The research team accurately analyzed the levels of amino acids and their metabolites in tissues and serum using mass spectrometry and molecular markers. In addition, real-time quantitative PCR was used to detect the expression levels of related genes in the retina to further elucidate the role of serine metabolism in the retina. Retinal cells were also subjected to immunofluorescence staining to verify the expression patterns of key molecules in serine transport and synthesis.

Main Research Results

1. Characteristics of Systemic Changes in Serine and Glycine Metabolism

The study found that Mactel patients have significantly reduced levels of serine and glycine in their serum, accompanied by an increase in specific deoxysphingolipids (doxsls) levels, reflecting an imbalance in serine metabolism. Patients with Phgdh gene variations exhibited a more severe deficiency in serine, indicating that haploinsufficiency of this gene exacerbates metabolic defects.

2. Source of Retinal Serine

Through stable isotope tracing studies, it was found that retinal serine primarily originates from blood circulation, and dietary supplementation of serine can significantly increase the levels of serine in the retina. The source of glycine in the retina mainly depends on the supply from organs such as the liver and kidneys, showing the retina’s high dependency on exogenous serine.

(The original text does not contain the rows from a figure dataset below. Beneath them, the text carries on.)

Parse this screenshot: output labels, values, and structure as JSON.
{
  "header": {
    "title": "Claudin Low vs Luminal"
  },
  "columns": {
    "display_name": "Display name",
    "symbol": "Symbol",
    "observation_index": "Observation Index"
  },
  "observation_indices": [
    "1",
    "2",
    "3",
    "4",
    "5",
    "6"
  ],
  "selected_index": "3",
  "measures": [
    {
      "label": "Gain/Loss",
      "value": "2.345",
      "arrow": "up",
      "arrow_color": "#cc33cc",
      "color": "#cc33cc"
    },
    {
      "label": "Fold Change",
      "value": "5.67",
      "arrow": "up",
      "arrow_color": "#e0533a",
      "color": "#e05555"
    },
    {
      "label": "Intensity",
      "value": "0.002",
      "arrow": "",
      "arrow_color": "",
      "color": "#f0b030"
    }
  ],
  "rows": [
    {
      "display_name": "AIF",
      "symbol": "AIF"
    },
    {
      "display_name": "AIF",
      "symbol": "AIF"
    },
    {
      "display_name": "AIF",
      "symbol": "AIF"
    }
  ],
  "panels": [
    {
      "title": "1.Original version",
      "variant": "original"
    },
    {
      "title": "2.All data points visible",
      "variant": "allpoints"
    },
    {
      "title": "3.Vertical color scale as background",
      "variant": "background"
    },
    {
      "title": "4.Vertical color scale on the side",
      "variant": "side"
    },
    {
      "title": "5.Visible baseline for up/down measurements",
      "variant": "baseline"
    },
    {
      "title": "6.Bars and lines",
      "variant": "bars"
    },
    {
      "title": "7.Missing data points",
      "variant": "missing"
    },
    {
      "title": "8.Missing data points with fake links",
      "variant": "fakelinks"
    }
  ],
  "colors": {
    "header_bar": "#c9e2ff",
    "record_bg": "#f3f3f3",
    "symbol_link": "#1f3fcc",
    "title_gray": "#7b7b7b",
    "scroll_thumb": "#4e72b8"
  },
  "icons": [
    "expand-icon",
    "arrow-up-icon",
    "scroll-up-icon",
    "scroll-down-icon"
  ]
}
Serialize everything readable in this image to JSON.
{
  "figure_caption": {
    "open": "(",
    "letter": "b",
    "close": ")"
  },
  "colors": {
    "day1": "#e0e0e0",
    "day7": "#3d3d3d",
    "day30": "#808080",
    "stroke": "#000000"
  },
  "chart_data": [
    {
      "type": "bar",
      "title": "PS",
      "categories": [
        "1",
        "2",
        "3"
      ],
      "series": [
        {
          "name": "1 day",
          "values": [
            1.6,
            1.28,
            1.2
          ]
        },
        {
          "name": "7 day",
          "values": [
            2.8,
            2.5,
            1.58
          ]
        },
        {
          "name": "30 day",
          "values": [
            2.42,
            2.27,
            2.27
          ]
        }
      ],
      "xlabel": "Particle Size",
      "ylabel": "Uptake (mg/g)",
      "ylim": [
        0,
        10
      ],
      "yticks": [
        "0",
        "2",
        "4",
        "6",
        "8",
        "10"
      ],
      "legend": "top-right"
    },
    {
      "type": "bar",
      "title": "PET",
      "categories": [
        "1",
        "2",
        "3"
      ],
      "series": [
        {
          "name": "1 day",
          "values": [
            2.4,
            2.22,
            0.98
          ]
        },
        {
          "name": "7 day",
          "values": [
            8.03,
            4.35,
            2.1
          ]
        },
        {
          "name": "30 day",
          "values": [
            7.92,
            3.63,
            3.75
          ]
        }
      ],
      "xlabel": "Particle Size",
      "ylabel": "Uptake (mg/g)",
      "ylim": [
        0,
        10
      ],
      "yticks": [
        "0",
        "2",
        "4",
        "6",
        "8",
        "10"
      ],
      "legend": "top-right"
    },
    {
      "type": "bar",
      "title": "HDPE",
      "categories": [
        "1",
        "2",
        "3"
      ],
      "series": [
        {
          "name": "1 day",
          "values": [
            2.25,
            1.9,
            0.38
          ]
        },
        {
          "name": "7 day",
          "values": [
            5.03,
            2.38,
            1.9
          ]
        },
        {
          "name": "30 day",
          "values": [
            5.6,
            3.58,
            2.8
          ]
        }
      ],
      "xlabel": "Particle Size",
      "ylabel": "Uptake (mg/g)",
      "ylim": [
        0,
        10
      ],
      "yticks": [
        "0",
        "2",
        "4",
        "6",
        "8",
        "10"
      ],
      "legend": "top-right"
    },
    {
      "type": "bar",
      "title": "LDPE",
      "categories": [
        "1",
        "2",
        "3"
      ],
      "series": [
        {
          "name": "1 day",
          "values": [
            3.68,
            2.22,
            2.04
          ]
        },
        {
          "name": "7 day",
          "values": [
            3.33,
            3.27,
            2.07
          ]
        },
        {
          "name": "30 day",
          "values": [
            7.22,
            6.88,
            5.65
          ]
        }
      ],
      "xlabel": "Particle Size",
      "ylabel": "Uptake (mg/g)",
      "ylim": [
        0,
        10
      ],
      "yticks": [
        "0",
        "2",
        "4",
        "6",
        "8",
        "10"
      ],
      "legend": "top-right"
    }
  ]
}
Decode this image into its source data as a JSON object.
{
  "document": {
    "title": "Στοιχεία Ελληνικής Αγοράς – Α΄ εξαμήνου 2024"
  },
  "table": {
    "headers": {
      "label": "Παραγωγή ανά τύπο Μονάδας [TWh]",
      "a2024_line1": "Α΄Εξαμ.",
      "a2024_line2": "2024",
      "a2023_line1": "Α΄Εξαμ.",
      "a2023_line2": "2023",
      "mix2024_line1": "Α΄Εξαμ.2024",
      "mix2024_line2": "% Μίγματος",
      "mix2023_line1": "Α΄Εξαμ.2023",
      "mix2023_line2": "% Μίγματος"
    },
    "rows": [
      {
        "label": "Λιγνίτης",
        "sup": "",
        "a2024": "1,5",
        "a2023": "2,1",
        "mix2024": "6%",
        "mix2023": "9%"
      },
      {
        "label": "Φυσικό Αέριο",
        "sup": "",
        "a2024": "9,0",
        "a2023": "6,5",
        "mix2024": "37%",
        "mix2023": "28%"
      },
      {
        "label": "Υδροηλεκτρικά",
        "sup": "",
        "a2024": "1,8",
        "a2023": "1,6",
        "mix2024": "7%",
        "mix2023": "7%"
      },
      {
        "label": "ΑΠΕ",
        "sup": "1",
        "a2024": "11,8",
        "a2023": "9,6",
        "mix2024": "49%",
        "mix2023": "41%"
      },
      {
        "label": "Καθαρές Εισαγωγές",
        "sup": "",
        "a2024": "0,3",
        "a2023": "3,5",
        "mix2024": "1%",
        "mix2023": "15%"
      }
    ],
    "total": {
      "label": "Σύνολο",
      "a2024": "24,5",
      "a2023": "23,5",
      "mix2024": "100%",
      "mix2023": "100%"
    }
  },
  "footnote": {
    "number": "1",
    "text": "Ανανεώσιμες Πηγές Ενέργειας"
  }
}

3. Aggravated Retinal Deficiency Due to Phgdh Gene Deletion

Under a serine/glycine-deficient diet, Phgdh heterozygous knockout mice showed significant reductions in retinal function, demonstrated by decreased b-wave amplitude in electrophysiological tests. These defects were improved upon feeding with supplementary serine. Additionally, low serine levels led to the accumulation of abnormal sphingolipids (doxsls) in the retina and peripheral nerves, further confirming the role of serine metabolism disorder in neurodegeneration.

4. Reversible Effects of Serine Supplementation

In dietary recovery experiments, mice supplemented with high serine showed significant recovery in retinal function, and the sensory function of the peripheral nerves was also improved. This indicates that the retinal and neural damage caused by serine deficiency may be reversible, rather than an irreversible neurodegenerative condition. Furthermore, serine supplementation effectively reduced doxsls levels in tissues and serum, further supporting the therapeutic potential of serine.

Research Conclusion

This study demonstrates that serine metabolism plays an important role in maintaining retinal and peripheral nerve health. The retina primarily relies on the serum level of serine, with locally synthesized serine serving only as a supplementary source. When serine is insufficient, haploinsufficiency of Phgdh will exacerbate metabolic defects and accelerate the development of retinal degenerative diseases. Supplementing serine can reverse retinal and peripheral nerve functional damage caused by metabolic abnormalities. Therefore, for serine deficiency-related diseases such as Mactel, serine supplementation might offer an effective therapeutic strategy.